ES2: Elastic Storage System

ES2 Overview

Overview

A typical data management system has to deal with real-time updates by individual users, and as well as periodical large scale analytical processing, indexing, and data extraction. We provide an elastic cloud data storage system, called ES2, which is designed to support both functionalities within the same storage. Its features include:

  • Elastic scaling
  • Hybrid storage - supporting both OLTP and OLAP
    • Flexible data partitioning based on the database workload
  • Load-adaptive replication
  • Transactional semantics for bundled updates
  • DBMS-like index functionality
    • Multiple indexes of different types: hash, range, multi-dimensional, bitmap indexes

System Architecture

ES2 System

Overview of Elastic Storage System (ES2)
  • Data import control module supports efficient data bulk-loading from external data sources. The data could be loaded from various data sources such as databases stored in conventional DBMSes, plain or structured data files, and the intermediate data generated by other Cloud applications.
  • Physical storage module contains major components such as distributed file system (DFS), meta-data catalog and distributed indexing. The DFS is where the imported data are actually stored.
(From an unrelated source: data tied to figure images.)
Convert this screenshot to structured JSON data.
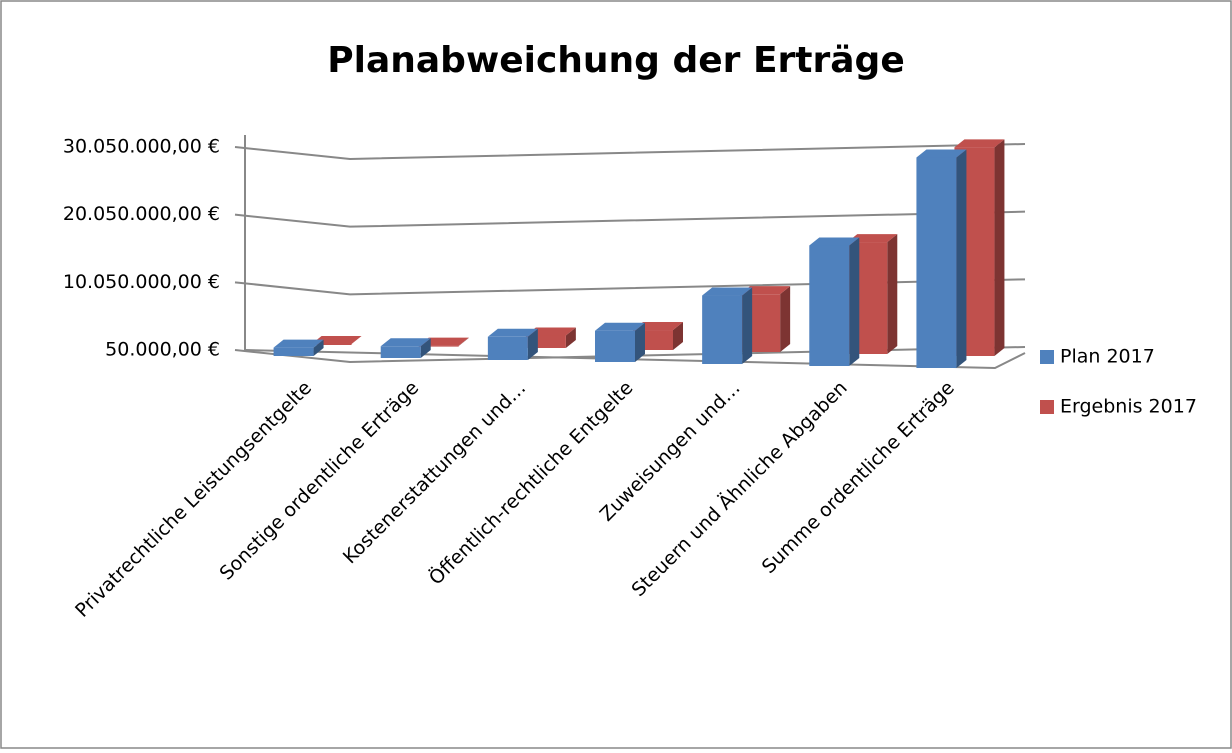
{
  "chart_data": {
    "type": "bar",
    "title": "Planabweichung der Erträge",
    "categories": [
      "Privatrechtliche Leistungsentgelte",
      "Sonstige ordentliche Erträge",
      "Kostenerstattungen und…",
      "Öffentlich-rechtliche Entgelte",
      "Zuweisungen und…",
      "Steuern und Ähnliche Abgaben",
      "Summe ordentliche Erträge"
    ],
    "series": [
      {
        "name": "Plan 2017",
        "color": "#4f81bd",
        "values": [
          400000,
          600000,
          2000000,
          2900000,
          8100000,
          15500000,
          28500000
        ]
      },
      {
        "name": "Ergebnis 2017",
        "color": "#c0504d",
        "values": [
          500000,
          700000,
          2200000,
          3000000,
          8300000,
          16000000,
          30000000
        ]
      }
    ],
    "ylim": [
      50000,
      30050000
    ],
    "yticks": [
      {
        "value": 50000,
        "label": "50.000,00 €"
      },
      {
        "value": 10050000,
        "label": "10.050.000,00 €"
      },
      {
        "value": 20050000,
        "label": "20.050.000,00 €"
      },
      {
        "value": 30050000,
        "label": "30.050.000,00 €"
      }
    ],
    "grid": true,
    "legend": "right"
  }
}
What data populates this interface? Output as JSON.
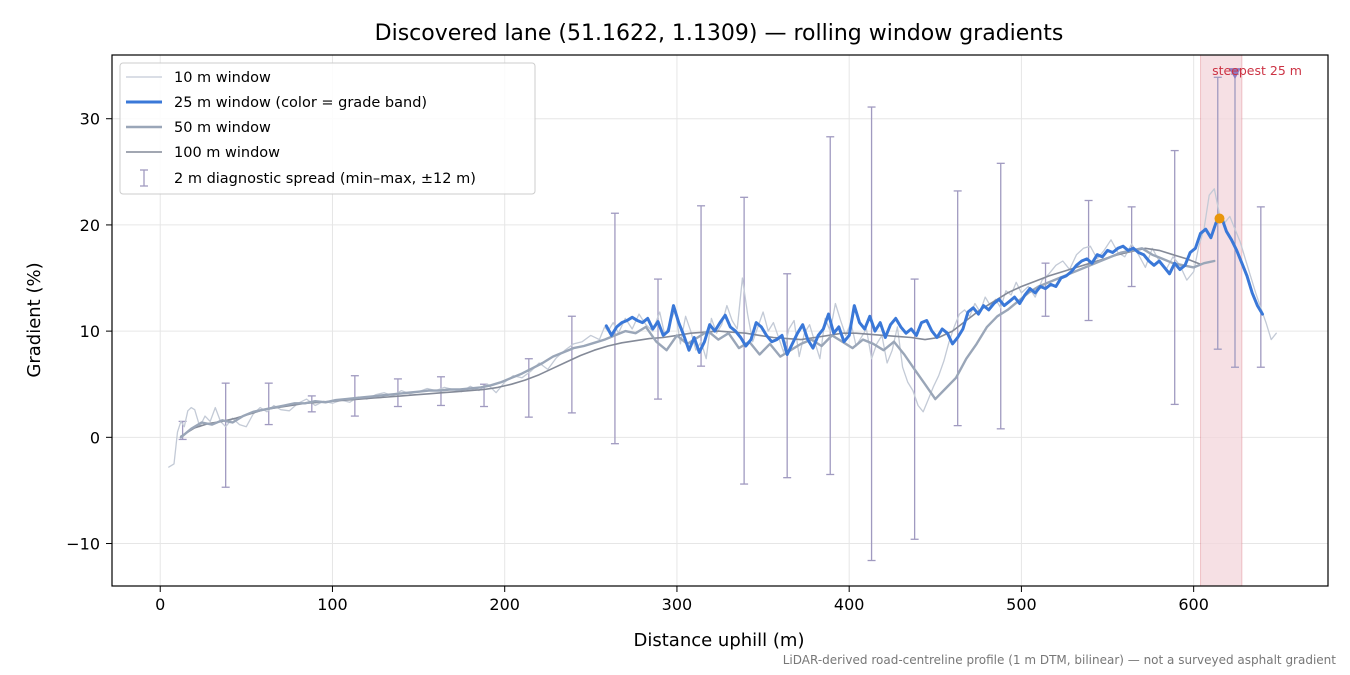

The meta-data catalog maintains both meta information about the tables in the storage and various fine-grained statistics information required by the data access control module.
  • Data access control module is responsible for performing data access requests from the upper layer applications. It has two sub-components: data access interface and data manipulator. The data access interface parses the data access requests into the corresponding internal representations that the data manipulator operates on and chooses a near optimal data access plan such as parallel sequential scan or index scan or hybrid for locating and operating on the target data stored in the physical storage module.